ABD’ye verilen süre doldu
Cumhurbaşkanı Erdoğan, New York’taki BM Genel Kurulu’nda, Ankara’nın gündemindeki “güvenli bölge” planının ayrıntılarını ilk kez paylaştı. 3 milyon Suriyeli mültecinin ülkelerine dönmelerini sağlayacak bu plan için Erdoğan, Batı’dan da destek istedi.
Ankara’nın kurmayı planladığı “güvenli bölge” Türkiye sınırı boyunca 480 km’lik hattı kapsıyor. 30 km derinliğinde olması öngörülen alan Kamışlı, Kobani, Resulayn, Amude, Münbiç ve Tel Abyad gibi stratejik yerleri içine alıyor. Suriye’nin doğusunu batısına bağlayan M4 karayolu da “güvenli bölge”nin sınırları içinde.
Türkiye’nin amacı güney sınırı boyunca uzanan hattı terör örgütü PKK/YPG’den temizlemek ve Suriyeli mültecilerin eve dönüşünü sağlamak. Hali hazırda ABD ile -uzunluğu ve derinliği sınırlı da olsa- bu güvenli bölge planı üzerinde bir mutabakata varılmış durumda. Fakat ABD’nin kafasındaki güvenli bölge planı ile Türkiye’ninki birbirinden özde büyük bir farklılık gösteriyor.
Bu nedenledir ki Türkiye, kendi planını kendi başına uygulamanın eşiğinde duruyor. Erdoğan’ın BM Genel Kurulu’nda söz konusu planla ilgili sunum yapması, Batı’dan da -en azından- mülteciler için lojistik destek istemesi uluslararası medyada da Ankara’nın kısa sürede harekete geçeceği şeklinde yorumlandı.
Zira Cumhurbaşkanı Erdoğan da eylülün son haftasını işaret ederek, ABD’nin oyalama taktiklerine daha fazla tahammül gösterilmeyeceğini açıklamıştı. Cumhurbaşkanı’nın, ABD Başkanı Trump’la zirvede yaptığı görüşmelerin ayrıntıları medyaya henüz yansımadı. “Güvenli bölge”yle ilgili neler konuşulduğunu da henüz bilmiyoruz. Ama içerik ne yönde olursa olsun Ankara’nın -ABD’yle ya da ABD’siz- bu planı uygulamaya kararlı olduğu yansıyor.
Türkiye’nin ABD’ye verdiği sürenin sonuna yaklaşılırken -Eylülün son haftası- Pentagon da boş durmuyor. Irak üzerinden terör örgütü PKK/YPG’ye silah, mühimmat ve lojistik sevk etmeyi sürdürüyorlar. Münbiç’te olduğu gibi Pentagon, Ankara’yı oyalamaya ve bu arada da terör örgütünü takviye etmeye devam ediyor.
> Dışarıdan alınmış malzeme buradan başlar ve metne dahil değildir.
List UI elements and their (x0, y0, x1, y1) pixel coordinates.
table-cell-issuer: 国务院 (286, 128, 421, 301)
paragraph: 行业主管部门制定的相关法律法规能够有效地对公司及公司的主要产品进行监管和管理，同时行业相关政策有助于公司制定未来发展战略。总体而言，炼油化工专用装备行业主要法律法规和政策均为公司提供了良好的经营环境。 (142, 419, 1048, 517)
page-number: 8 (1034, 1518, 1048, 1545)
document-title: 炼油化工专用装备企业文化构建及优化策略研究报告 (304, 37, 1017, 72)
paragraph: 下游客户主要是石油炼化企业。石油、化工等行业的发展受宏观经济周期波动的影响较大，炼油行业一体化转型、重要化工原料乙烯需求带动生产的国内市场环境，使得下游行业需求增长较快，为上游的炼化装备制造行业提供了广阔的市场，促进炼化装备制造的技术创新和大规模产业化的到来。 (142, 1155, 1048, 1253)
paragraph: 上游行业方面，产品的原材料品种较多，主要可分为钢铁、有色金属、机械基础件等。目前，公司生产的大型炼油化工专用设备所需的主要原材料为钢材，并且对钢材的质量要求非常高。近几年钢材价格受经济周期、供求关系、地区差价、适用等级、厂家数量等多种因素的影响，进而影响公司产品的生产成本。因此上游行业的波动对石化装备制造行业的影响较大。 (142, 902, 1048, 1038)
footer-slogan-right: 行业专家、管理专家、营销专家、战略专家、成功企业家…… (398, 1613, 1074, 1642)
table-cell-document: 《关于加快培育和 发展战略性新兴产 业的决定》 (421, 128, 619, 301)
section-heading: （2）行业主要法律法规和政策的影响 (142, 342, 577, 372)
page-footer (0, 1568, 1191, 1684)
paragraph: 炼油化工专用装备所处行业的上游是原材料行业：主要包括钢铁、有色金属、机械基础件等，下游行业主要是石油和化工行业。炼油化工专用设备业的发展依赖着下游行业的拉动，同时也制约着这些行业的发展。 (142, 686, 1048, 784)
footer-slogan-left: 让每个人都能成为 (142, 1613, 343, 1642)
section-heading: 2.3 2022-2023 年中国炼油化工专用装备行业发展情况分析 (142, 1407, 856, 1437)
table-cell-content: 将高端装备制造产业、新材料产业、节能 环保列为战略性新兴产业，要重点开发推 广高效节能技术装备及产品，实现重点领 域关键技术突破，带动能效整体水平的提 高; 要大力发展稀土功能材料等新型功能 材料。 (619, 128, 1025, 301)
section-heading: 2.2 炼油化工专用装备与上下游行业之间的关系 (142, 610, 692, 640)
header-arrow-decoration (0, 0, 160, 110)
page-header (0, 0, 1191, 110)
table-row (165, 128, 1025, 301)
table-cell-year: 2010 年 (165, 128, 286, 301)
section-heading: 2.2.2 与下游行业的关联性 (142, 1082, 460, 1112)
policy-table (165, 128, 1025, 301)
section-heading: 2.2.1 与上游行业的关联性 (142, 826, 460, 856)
Tabii, bütün bu gelişmeler Ankara’nın gözü önünde gerçekleşiyor. ABD’nin niyetini şüphesiz Ankara da okuyabiliyor. Ancak Erdoğan, harekat öncesi titiz bir diplomasi gerçekleştiriyor; uluslararası ortamı hazırlıyor. ABD oyalama taktiğine devam eder ve “güvenli bölge”yi iki araba gezdirmek, bir helikopter uçurmaktan ibaret kılmaya çalışırsa Ankara’nın da harekat için düğmeye basması kaçınılmaz olacak. Ve anlaşılan böyle bir kararı vermek için de çok süre kalmadı.